Os recomiendo la lectura del reportaje que ha publicado hoy mi compañera y madre reciente (más que yo) Lolita Belenguer sobre comedores escolares, en el que habla de cómo la línea fría de catering se va extendiendo (el 61% de los centros lo usan), de cómo cada vez más voces defienden la tradicional cocina en el colegio y piden el uso de productos locales y ecológicos. Ha hablado con colegios a los que cocinando les salen las cuentas, con las empresas que los elaboran y con una nutricionista.

En serio que merece la pena dedicarle unos minutos, Aquí podéis leerlo entero.

Ya os comenté hace tiempo que para mí el comedor escolar era un mal necesario, que prefiero que mis hijos coman en casa. Como tengo a mi hija en un colegio y a mi hijo en otro, especializado en niños con autismo, solo ha podido ser en uno de los casos.

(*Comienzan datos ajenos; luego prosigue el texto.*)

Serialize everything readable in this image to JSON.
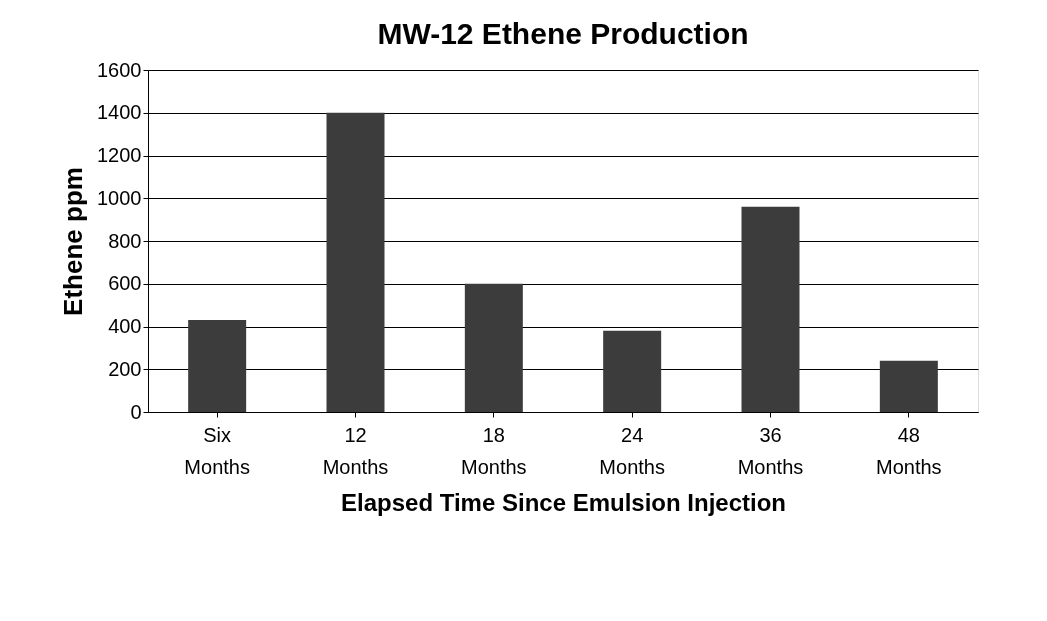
{
  "chart_data": {
    "type": "bar",
    "title": "MW-12 Ethene Production",
    "xlabel": "Elapsed Time Since Emulsion Injection",
    "ylabel": "Ethene ppm",
    "categories": [
      "Six Months",
      "12 Months",
      "18 Months",
      "24 Months",
      "36 Months",
      "48 Months"
    ],
    "values": [
      430,
      1400,
      600,
      380,
      960,
      240
    ],
    "color": "#3c3c3c",
    "ylim": [
      0,
      1600
    ],
    "yticks": [
      0,
      200,
      400,
      600,
      800,
      1000,
      1200,
      1400,
      1600
    ],
    "grid": "y"
  }
}
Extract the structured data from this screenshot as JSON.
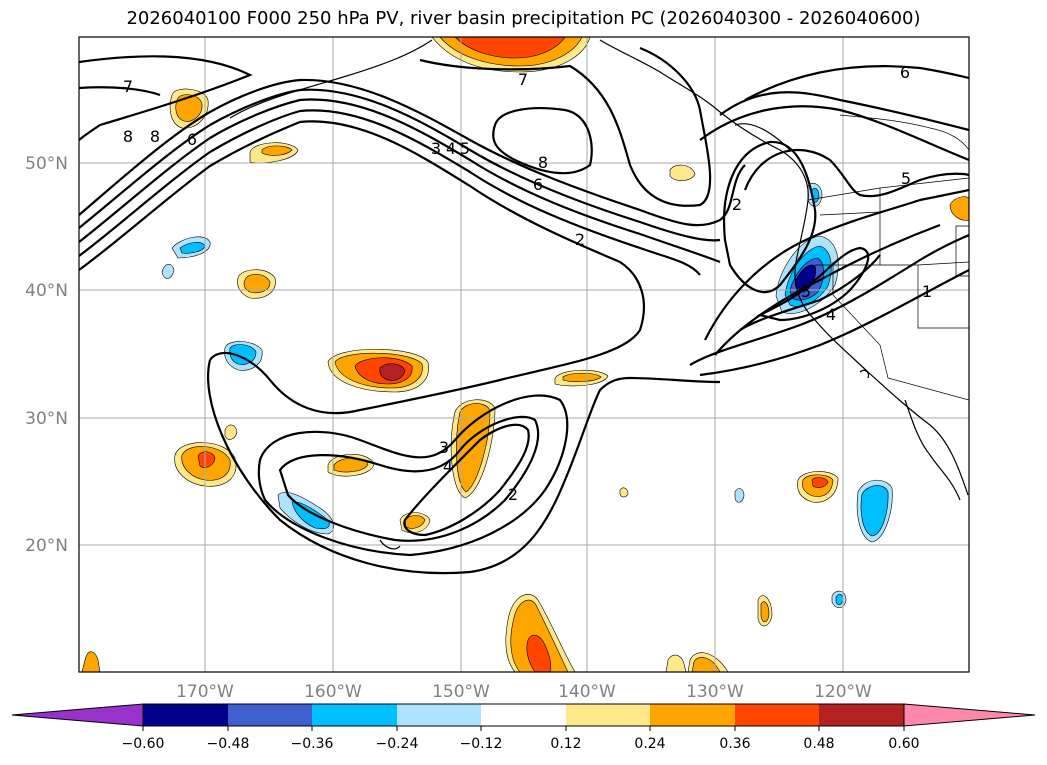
{
  "title": "2026040100 F000 250 hPa PV, river basin precipitation PC (2026040300 - 2026040600)",
  "latitude_labels": [
    "50°N",
    "40°N",
    "30°N",
    "20°N"
  ],
  "longitude_labels": [
    "170°W",
    "160°W",
    "150°W",
    "140°W",
    "130°W",
    "120°W"
  ],
  "contour_labels": [
    "7",
    "8",
    "8",
    "6",
    "3",
    "4",
    "5",
    "7",
    "8",
    "6",
    "2",
    "6",
    "5",
    "2",
    "3",
    "4",
    "2",
    "1",
    "4",
    "5"
  ],
  "colorbar": {
    "tick_labels": [
      "−0.60",
      "−0.48",
      "−0.36",
      "−0.24",
      "−0.12",
      "0.12",
      "0.24",
      "0.36",
      "0.48",
      "0.60"
    ],
    "colors": [
      "#9932cc",
      "#00008b",
      "#3d5fcf",
      "#00bfff",
      "#aee3ff",
      "#ffffff",
      "#ffe88a",
      "#ffa500",
      "#ff4500",
      "#b22222",
      "#ff88aa"
    ]
  }
}
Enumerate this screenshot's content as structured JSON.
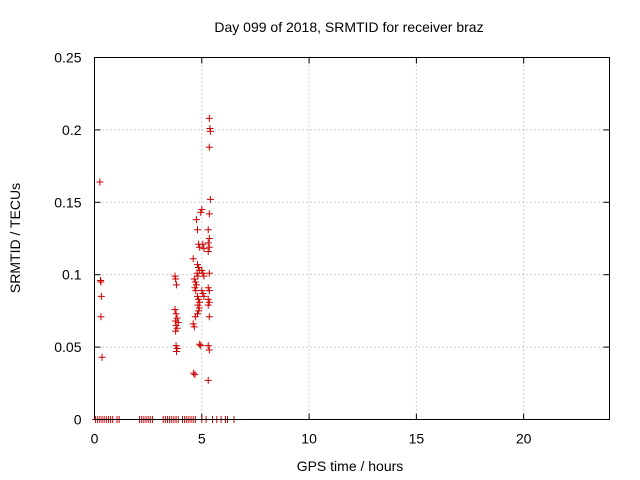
{
  "chart_data": {
    "type": "scatter",
    "title": "Day 099 of 2018, SRMTID for receiver braz",
    "xlabel": "GPS time / hours",
    "ylabel": "SRMTID / TECUs",
    "xlim": [
      0,
      24
    ],
    "ylim": [
      0,
      0.25
    ],
    "xticks": [
      0,
      5,
      10,
      15,
      20
    ],
    "xtick_labels": [
      "0",
      "5",
      "10",
      "15",
      "20"
    ],
    "yticks": [
      0,
      0.05,
      0.1,
      0.15,
      0.2,
      0.25
    ],
    "ytick_labels": [
      "0",
      "0.05",
      "0.1",
      "0.15",
      "0.2",
      "0.25"
    ],
    "grid": true,
    "marker": "plus",
    "color": "#cc0000",
    "series": [
      {
        "points": [
          [
            0.25,
            0.164
          ],
          [
            0.28,
            0.096
          ],
          [
            0.3,
            0.095
          ],
          [
            0.32,
            0.085
          ],
          [
            0.3,
            0.071
          ],
          [
            0.35,
            0.043
          ],
          [
            3.75,
            0.099
          ],
          [
            3.78,
            0.097
          ],
          [
            3.82,
            0.093
          ],
          [
            3.75,
            0.076
          ],
          [
            3.8,
            0.073
          ],
          [
            3.85,
            0.07
          ],
          [
            3.78,
            0.068
          ],
          [
            3.9,
            0.067
          ],
          [
            3.8,
            0.065
          ],
          [
            3.85,
            0.063
          ],
          [
            3.78,
            0.061
          ],
          [
            3.8,
            0.051
          ],
          [
            3.85,
            0.049
          ],
          [
            3.82,
            0.047
          ],
          [
            4.6,
            0.111
          ],
          [
            4.65,
            0.097
          ],
          [
            4.7,
            0.095
          ],
          [
            4.75,
            0.093
          ],
          [
            4.68,
            0.091
          ],
          [
            4.72,
            0.089
          ],
          [
            4.6,
            0.066
          ],
          [
            4.65,
            0.064
          ],
          [
            4.7,
            0.071
          ],
          [
            4.62,
            0.032
          ],
          [
            4.68,
            0.031
          ],
          [
            4.75,
            0.138
          ],
          [
            4.8,
            0.131
          ],
          [
            4.85,
            0.121
          ],
          [
            4.9,
            0.119
          ],
          [
            4.8,
            0.107
          ],
          [
            4.85,
            0.105
          ],
          [
            4.9,
            0.103
          ],
          [
            4.78,
            0.101
          ],
          [
            4.82,
            0.099
          ],
          [
            4.8,
            0.085
          ],
          [
            4.85,
            0.083
          ],
          [
            4.9,
            0.081
          ],
          [
            4.82,
            0.079
          ],
          [
            4.88,
            0.077
          ],
          [
            4.85,
            0.075
          ],
          [
            4.8,
            0.073
          ],
          [
            4.9,
            0.052
          ],
          [
            4.95,
            0.051
          ],
          [
            4.95,
            0.143
          ],
          [
            5.0,
            0.145
          ],
          [
            5.05,
            0.121
          ],
          [
            5.1,
            0.118
          ],
          [
            5.0,
            0.103
          ],
          [
            5.05,
            0.101
          ],
          [
            5.1,
            0.099
          ],
          [
            5.0,
            0.089
          ],
          [
            5.05,
            0.087
          ],
          [
            5.1,
            0.085
          ],
          [
            5.35,
            0.208
          ],
          [
            5.38,
            0.201
          ],
          [
            5.4,
            0.199
          ],
          [
            5.35,
            0.188
          ],
          [
            5.4,
            0.152
          ],
          [
            5.35,
            0.142
          ],
          [
            5.3,
            0.131
          ],
          [
            5.35,
            0.125
          ],
          [
            5.3,
            0.122
          ],
          [
            5.35,
            0.119
          ],
          [
            5.3,
            0.116
          ],
          [
            5.35,
            0.101
          ],
          [
            5.3,
            0.091
          ],
          [
            5.35,
            0.089
          ],
          [
            5.3,
            0.083
          ],
          [
            5.35,
            0.081
          ],
          [
            5.3,
            0.079
          ],
          [
            5.35,
            0.071
          ],
          [
            5.3,
            0.051
          ],
          [
            5.35,
            0.048
          ],
          [
            5.3,
            0.027
          ],
          [
            0.05,
            0
          ],
          [
            0.15,
            0
          ],
          [
            0.25,
            0
          ],
          [
            0.35,
            0
          ],
          [
            0.45,
            0
          ],
          [
            0.55,
            0
          ],
          [
            0.65,
            0
          ],
          [
            0.75,
            0
          ],
          [
            0.85,
            0
          ],
          [
            1.05,
            0
          ],
          [
            1.15,
            0
          ],
          [
            2.1,
            0
          ],
          [
            2.2,
            0
          ],
          [
            2.3,
            0
          ],
          [
            2.4,
            0
          ],
          [
            2.5,
            0
          ],
          [
            2.6,
            0
          ],
          [
            2.7,
            0
          ],
          [
            3.2,
            0
          ],
          [
            3.3,
            0
          ],
          [
            3.4,
            0
          ],
          [
            3.5,
            0
          ],
          [
            3.6,
            0
          ],
          [
            3.7,
            0
          ],
          [
            3.8,
            0
          ],
          [
            3.9,
            0
          ],
          [
            4.1,
            0
          ],
          [
            4.2,
            0
          ],
          [
            4.3,
            0
          ],
          [
            4.4,
            0
          ],
          [
            4.5,
            0
          ],
          [
            4.6,
            0
          ],
          [
            4.7,
            0
          ],
          [
            5.0,
            0
          ],
          [
            5.2,
            0
          ],
          [
            5.5,
            0
          ],
          [
            5.7,
            0
          ],
          [
            5.9,
            0
          ],
          [
            6.1,
            0
          ],
          [
            6.2,
            0
          ],
          [
            6.5,
            0
          ]
        ]
      }
    ]
  }
}
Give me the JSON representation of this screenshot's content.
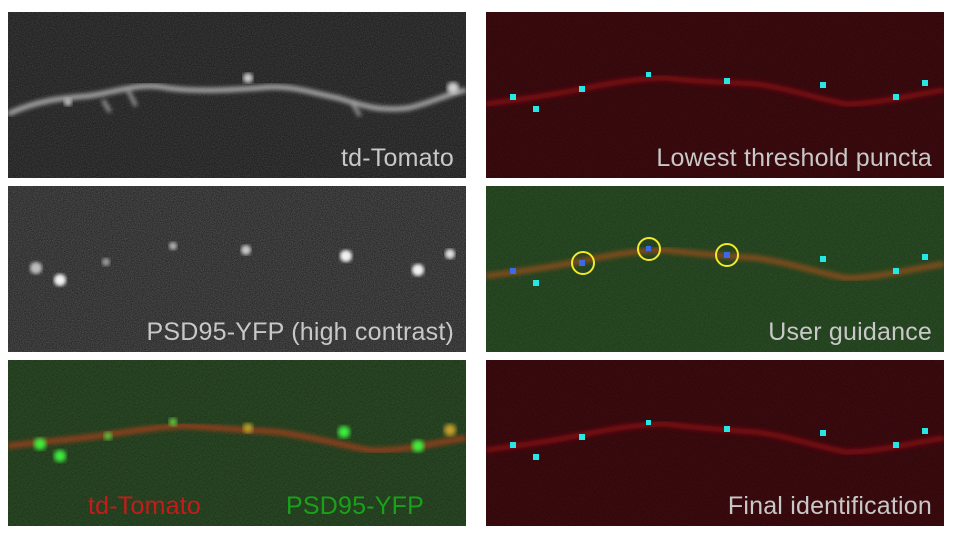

Jaime come en el colegio con una de esas líneas de catering de las que habla Lolita. Comida que se calienta en el colegio y que mi hijo devora encantado. Menús que han pasado por un nutricionista y que mi hijo que es de buen saque devora encantado.

Puede que no sea la comida más apetecible del mundo para un adulto, tampoco para algunos niños, pero merienda y cena en casa. Ahí ya soy yo la que cocina, procurando dar cancha a su amor por las judías verdes, la coliflor y el pescado.

Os confieso que el principal motivo por el que a mí no me gusta el comedor y lo veo como un mal necesario es porque comiendo también se educa. Me tomo muy en serio no insistir en que tomen una cucharada más, en respetar el apetito y los gustos de cada niño, igual que los adultos hacemos respetar los nuestros. Si mi madre tiene derecho a negarse a comer cualquier cosa que tenga cebolla o judías verdes y mi santo y mi amigo Miguel consideran la coliflor algo poco menos que demoníaco, ¿por qué empeñarnos en que los niños coman de todo y en la cantidad que nosotros decidimos?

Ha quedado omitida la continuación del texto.